Essa loucura de valorizar a beleza como qualidade e vantagem chega a pontos estratosféricos. Um estudo da Universidade do Estado de Michigan, Why Beauty Matters, concluiu que os profissionais vistos como feios são tratados de forma muito pior pelos colegas, quando comparados com aqueles considerados bonitos, mesmo após serem levados em consideração outros fatores como gênero, idade e tempo de trabalho na empresa. Em outro teste a produtividade dos humanos considerados bonitos foi a mesma que dos "comuns", mas os bonitões mostraram muito mais confiança, pela constante validação e aprovação das suas belezas. E ainda em um outro parte do estudo, quando os empregadores avaliaram apenas o currículo dos candidatos, a aparência física não influenciou a estimativa. Mas, quando fizeram entrevistas cara-a-cara e conversas telefônicas,  resultados positivos para os mais belos, obviamente.

A beleza exerce um poder de empatia, de coerção e de encantamento que fica acima do nosso raciocínio lógico. Dificilmente alguém olharia para um bonitão de terno e pensaria: "Vou atravessar pra outra calçada que esse cara vai me assaltar."


A beleza também não tem relação alguma com ser burro nem inteligente, mas ela emburrece a gente através do encantamento que pode exercer. Como no caso dos prefeitos idiotas que me marcou, justo pelo uso da beleza que encanta emburrecendo. 

Eu mesmo que me considero inteligente quantas vezes fiquei burro, sem discernimento nem clareza de raciocínio diante da beleza. Lembro de uma vez aos meus 16 anos que uma vendedora linda, estilo top model, de olhos azuis muito claros, decote com peito grande e firme em destaque, sorriso fácil e cabelo encaracolado loiro de Gisele, apelou dizendo que eu estava "muito gato" com uma calça. Eu até percebi qual era a dela, mas fiquei quase que retardado com aquelas palavras vindas de uma deusa daquelas, eu sorria e acreditava, mesmo sabendo que era uma técnica de venda descarada. Levei uma calça de R$250 que mal entrava nas minhas pernas gordas assadas.
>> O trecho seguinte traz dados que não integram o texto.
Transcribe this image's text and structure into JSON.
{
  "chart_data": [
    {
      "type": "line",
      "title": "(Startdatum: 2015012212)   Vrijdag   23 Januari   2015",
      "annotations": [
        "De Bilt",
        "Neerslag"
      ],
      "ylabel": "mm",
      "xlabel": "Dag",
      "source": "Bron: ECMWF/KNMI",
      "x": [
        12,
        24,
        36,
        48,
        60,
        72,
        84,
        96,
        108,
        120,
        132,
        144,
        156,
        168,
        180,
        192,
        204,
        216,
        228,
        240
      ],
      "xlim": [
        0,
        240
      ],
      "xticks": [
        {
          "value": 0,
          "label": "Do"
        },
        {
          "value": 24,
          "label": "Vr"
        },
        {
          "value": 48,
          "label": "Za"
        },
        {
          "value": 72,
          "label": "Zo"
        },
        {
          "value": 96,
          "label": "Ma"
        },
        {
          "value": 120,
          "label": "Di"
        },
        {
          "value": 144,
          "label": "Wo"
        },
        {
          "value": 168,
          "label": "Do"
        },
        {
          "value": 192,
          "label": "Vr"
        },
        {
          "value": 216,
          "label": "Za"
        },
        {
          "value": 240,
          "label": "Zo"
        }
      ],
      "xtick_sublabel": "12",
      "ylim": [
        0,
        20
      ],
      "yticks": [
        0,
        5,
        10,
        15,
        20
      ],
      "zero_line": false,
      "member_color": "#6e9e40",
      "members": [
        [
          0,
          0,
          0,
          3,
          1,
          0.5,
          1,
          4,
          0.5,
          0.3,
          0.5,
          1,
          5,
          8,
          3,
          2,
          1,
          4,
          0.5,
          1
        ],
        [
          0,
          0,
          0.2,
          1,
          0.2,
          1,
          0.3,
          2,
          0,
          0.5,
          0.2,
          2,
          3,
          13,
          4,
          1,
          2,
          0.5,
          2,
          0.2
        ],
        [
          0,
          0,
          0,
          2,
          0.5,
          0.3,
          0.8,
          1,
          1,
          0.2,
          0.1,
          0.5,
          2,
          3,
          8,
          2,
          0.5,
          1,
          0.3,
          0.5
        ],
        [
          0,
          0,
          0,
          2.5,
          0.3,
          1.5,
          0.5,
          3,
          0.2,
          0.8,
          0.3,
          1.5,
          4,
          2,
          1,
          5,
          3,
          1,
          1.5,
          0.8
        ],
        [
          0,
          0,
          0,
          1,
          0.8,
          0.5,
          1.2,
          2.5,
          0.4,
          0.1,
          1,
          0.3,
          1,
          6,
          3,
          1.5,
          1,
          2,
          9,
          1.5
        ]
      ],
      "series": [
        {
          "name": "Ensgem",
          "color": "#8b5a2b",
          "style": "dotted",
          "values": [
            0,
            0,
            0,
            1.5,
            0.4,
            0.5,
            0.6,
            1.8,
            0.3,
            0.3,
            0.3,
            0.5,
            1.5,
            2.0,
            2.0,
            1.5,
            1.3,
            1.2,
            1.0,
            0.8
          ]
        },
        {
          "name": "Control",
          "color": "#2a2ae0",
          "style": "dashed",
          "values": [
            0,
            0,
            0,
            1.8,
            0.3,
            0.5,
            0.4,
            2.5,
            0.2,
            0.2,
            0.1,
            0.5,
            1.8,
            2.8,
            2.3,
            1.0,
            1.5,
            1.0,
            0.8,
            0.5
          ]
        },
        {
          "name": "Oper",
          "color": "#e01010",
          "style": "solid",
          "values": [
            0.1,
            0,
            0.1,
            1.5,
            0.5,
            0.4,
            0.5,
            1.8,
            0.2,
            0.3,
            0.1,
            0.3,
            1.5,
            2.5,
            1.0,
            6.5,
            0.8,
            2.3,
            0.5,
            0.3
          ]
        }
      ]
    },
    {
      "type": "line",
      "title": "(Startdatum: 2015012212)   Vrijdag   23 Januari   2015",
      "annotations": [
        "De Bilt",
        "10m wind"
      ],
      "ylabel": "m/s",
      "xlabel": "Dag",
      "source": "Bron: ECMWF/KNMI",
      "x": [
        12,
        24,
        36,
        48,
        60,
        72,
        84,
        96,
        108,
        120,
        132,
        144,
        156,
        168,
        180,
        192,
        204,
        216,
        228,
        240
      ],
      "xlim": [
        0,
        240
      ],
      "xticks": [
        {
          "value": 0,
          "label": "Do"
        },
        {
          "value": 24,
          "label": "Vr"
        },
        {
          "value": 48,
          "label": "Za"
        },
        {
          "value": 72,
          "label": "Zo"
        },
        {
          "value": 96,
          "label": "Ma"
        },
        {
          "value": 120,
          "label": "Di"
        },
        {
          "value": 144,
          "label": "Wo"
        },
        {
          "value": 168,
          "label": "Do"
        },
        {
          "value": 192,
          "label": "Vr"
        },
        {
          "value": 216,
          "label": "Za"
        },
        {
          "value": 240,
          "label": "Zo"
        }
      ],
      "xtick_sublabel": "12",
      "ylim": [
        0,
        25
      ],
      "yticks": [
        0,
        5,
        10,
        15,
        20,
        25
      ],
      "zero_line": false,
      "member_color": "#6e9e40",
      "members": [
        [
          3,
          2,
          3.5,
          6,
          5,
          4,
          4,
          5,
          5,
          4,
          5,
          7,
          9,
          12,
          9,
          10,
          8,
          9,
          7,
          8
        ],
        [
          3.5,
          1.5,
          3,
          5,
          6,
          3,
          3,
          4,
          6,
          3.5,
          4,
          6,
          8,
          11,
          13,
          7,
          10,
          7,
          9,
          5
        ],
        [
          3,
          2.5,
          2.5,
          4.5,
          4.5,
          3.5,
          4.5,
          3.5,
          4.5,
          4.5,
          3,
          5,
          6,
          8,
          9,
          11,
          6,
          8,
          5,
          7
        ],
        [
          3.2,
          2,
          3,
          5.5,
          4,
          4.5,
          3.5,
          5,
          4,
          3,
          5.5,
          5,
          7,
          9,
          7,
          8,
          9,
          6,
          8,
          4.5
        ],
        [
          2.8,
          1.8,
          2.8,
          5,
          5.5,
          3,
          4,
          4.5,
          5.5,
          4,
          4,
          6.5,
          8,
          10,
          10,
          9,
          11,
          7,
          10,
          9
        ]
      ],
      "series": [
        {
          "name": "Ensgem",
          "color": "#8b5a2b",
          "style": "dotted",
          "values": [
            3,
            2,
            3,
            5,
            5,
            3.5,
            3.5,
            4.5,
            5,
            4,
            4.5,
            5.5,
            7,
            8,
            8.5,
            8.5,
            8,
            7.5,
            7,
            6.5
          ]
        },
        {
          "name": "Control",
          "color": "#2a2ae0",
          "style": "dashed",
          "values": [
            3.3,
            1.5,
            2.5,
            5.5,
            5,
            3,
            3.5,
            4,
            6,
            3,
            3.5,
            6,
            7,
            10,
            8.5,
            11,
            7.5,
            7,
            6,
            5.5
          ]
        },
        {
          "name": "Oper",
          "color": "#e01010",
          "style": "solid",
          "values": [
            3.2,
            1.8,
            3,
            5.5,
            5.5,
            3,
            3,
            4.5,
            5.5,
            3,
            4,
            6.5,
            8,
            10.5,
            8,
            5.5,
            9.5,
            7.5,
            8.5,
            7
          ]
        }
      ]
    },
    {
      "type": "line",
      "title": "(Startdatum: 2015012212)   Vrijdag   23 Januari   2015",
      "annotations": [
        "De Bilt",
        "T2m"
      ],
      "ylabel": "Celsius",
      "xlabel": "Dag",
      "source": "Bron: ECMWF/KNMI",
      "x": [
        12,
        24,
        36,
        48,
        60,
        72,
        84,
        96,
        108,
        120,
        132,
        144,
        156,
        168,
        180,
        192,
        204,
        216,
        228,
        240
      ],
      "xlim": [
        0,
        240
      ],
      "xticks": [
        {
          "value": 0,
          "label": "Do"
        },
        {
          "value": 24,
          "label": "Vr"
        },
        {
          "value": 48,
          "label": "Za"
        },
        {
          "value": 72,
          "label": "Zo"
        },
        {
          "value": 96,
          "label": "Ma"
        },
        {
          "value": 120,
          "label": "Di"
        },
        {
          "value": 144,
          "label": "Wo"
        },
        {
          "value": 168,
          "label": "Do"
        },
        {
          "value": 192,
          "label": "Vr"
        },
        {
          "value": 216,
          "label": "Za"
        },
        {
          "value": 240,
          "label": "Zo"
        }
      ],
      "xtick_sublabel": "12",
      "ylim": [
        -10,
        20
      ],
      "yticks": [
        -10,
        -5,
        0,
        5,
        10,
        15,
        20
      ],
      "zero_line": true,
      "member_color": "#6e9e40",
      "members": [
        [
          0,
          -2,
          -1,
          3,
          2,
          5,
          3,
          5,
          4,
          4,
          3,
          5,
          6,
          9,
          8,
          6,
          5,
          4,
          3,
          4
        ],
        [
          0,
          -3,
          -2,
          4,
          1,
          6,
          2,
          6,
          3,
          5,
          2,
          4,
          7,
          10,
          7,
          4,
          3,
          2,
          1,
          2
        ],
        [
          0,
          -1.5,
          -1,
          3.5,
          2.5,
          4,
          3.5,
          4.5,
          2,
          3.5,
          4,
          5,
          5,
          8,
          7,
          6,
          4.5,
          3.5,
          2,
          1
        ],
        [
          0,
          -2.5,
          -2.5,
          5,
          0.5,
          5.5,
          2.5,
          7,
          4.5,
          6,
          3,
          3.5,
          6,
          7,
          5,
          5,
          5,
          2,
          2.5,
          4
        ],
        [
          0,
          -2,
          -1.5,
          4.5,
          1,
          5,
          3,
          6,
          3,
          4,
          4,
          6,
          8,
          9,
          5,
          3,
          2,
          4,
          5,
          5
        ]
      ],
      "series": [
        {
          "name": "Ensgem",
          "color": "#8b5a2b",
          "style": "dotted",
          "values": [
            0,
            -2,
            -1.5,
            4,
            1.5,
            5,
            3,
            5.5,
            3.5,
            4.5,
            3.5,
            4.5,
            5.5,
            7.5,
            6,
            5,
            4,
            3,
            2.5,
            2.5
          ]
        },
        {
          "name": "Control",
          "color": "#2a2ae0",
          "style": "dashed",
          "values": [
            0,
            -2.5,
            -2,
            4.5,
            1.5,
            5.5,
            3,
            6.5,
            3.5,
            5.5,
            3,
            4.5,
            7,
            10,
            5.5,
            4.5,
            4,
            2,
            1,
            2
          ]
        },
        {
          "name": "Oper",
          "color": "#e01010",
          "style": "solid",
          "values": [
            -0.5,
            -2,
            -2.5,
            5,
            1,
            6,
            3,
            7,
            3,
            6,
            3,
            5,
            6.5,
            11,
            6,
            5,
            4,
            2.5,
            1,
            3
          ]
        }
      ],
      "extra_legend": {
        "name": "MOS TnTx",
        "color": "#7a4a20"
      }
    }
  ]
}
Saí da loja, ainda gordo e feio, MAS feliz. Veja que até na comunicação e na linguagem fica evidente nossa super valorização da beleza. Eu escrevi esse texto. Suponhamos que você leu e achou que eu escrevo bem. Você olha minha foto, me acha bonito: Nossa ele é bonito E até que escreve bem. Você olha minha foto, me acha feio: Nossa ele é feio, MAS até que escreve bem.